The Oregon City had only a brief operational career in the Atlantic Fleet, commissioning on 16 February 1946, making training cruises to Bermuda and the Caribbean, and decommissioning on 15 December 1947; she never operated again and was stricken on 1 November 1970. The Albany (CA-123) commissioned in June 1946 and operated with the Atlantic Fleet throughout her career; decommissioned for conversion to a guided-missile cruiser in June 1958, she emerged in November 1962 as CG-10, almost unrecognizably altered. The Albany served until August 1980, was stricken in June 1985, and was sold for scrap in August 1990.
The Rochester (CA-124), commissioned on 20 December 1946, transferred to the Pacific Fleet in 1950 and made nine West- Pac cruises before being decommissioned on 15 August 1961. During her three Korean War deployments, the ship earned six battle stars and fired nearly 3,500 rounds of 8-inch and more than 2,300 rounds of 5-inch at communist targets. The Rochester was stricken in October 1973.
The Oregon City (CA-122) on trials in February 1945, with the standard class armament of three triple 8-inch/55- caliber, six twin 5-inch/38-caliber, 48 40-mm (in 11 quadruple and 2 twin mountings), and 28 20-mm (in twin mountings) guns. The Rochester and Albany had their 40-mm and 20-mm batteries replaced by ten twin 3-inch/ 50-caliber antiaircraft mounts during mid-1950s refits. Note that the 40-mm quadruple mounts are unshielded and that the two Mk 34 main-battery directors are higher than the Mk 37 directors for the 5-inch mounts; the ships also carried eight Mk 57 directors (four each for the 5-inch and 40-mm batteries).

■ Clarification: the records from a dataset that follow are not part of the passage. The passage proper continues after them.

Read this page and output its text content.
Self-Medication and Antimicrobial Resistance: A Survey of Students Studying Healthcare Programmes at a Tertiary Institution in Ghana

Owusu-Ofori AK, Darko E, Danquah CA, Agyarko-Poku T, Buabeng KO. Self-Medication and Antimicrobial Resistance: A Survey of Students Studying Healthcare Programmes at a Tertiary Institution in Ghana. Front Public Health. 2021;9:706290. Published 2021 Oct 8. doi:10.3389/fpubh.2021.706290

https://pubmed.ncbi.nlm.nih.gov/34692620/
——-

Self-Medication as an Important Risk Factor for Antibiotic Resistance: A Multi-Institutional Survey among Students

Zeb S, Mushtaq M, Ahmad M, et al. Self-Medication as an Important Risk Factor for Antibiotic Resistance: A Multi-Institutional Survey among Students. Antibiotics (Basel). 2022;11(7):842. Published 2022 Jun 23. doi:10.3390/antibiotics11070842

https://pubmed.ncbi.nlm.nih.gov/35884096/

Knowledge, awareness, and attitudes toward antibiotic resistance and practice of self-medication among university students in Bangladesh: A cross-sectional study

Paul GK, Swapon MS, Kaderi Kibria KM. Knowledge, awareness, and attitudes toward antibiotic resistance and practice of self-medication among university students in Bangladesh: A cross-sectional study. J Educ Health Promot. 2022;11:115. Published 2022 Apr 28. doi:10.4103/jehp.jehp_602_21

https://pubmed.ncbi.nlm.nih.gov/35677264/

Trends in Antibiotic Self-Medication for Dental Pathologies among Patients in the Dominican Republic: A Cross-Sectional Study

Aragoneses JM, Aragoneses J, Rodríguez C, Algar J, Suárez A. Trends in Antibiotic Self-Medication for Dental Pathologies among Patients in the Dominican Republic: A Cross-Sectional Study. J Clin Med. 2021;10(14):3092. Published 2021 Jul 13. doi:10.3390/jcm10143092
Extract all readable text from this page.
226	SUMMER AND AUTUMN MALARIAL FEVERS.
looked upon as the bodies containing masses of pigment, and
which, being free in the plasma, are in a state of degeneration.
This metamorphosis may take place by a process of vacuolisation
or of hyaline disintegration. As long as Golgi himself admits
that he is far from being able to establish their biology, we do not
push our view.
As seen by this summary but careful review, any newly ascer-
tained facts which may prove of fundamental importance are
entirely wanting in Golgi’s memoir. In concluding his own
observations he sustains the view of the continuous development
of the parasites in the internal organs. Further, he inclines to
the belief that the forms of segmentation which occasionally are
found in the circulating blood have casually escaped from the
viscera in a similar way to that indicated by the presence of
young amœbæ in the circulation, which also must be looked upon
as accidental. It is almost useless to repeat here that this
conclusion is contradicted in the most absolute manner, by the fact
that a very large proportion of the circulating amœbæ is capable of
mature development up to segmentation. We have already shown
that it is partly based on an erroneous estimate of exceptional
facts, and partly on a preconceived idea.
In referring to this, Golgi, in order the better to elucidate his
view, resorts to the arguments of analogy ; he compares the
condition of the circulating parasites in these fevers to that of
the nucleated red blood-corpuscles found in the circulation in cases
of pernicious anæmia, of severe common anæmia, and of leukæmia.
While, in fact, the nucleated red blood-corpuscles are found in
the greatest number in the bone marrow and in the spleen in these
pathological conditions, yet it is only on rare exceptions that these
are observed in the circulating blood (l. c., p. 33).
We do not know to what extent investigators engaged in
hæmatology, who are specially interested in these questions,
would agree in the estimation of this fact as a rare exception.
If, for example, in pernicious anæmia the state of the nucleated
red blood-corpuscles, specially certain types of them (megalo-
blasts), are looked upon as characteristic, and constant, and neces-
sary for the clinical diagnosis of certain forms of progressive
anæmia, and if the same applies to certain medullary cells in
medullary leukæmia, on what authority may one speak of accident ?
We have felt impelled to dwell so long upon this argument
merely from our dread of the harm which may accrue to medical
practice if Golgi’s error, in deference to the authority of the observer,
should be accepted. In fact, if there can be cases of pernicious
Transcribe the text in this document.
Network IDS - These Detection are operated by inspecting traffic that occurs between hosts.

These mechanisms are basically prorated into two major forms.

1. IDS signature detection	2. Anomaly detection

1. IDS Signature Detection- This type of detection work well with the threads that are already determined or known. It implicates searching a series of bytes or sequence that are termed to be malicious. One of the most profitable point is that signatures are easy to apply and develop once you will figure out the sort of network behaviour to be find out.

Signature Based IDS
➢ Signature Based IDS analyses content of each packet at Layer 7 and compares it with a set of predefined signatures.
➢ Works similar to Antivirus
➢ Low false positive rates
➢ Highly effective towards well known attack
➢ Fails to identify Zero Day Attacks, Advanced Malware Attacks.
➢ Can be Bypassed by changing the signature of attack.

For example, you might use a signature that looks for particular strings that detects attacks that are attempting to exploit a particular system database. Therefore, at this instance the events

The Rochester (CA-124) in 1957 in her final guise, with 3-inch guns. Note that the 3-inch mount at the stem is on a sponson projecting out to starboard abreast the former aircraft crane, used to handle boats. The search radar suite had been upgraded with an AN/SPS-12 air-search set on the foremast and an AN/SPS-8 height- finder atop the mainmast.
The Albany (CG-10, formerly CA-123) as she appeared in 1963 after her four-year reconstruction to missile ship, with twin Talos launchers fore and aft and twin Tartar launchers flanking the towering forward superstructure. Also fitted was an ASROC antisubmarine missile launcher between the “macks” that enveloped the boiler uptakes and supported radar and other antennas; two sets of antisubmarine torpedo tubes and two anachronistic open 5-inch dual- purpose gunmounts also were fitted, but planned vertical tubes for Polaris ballistic missiles were not installed.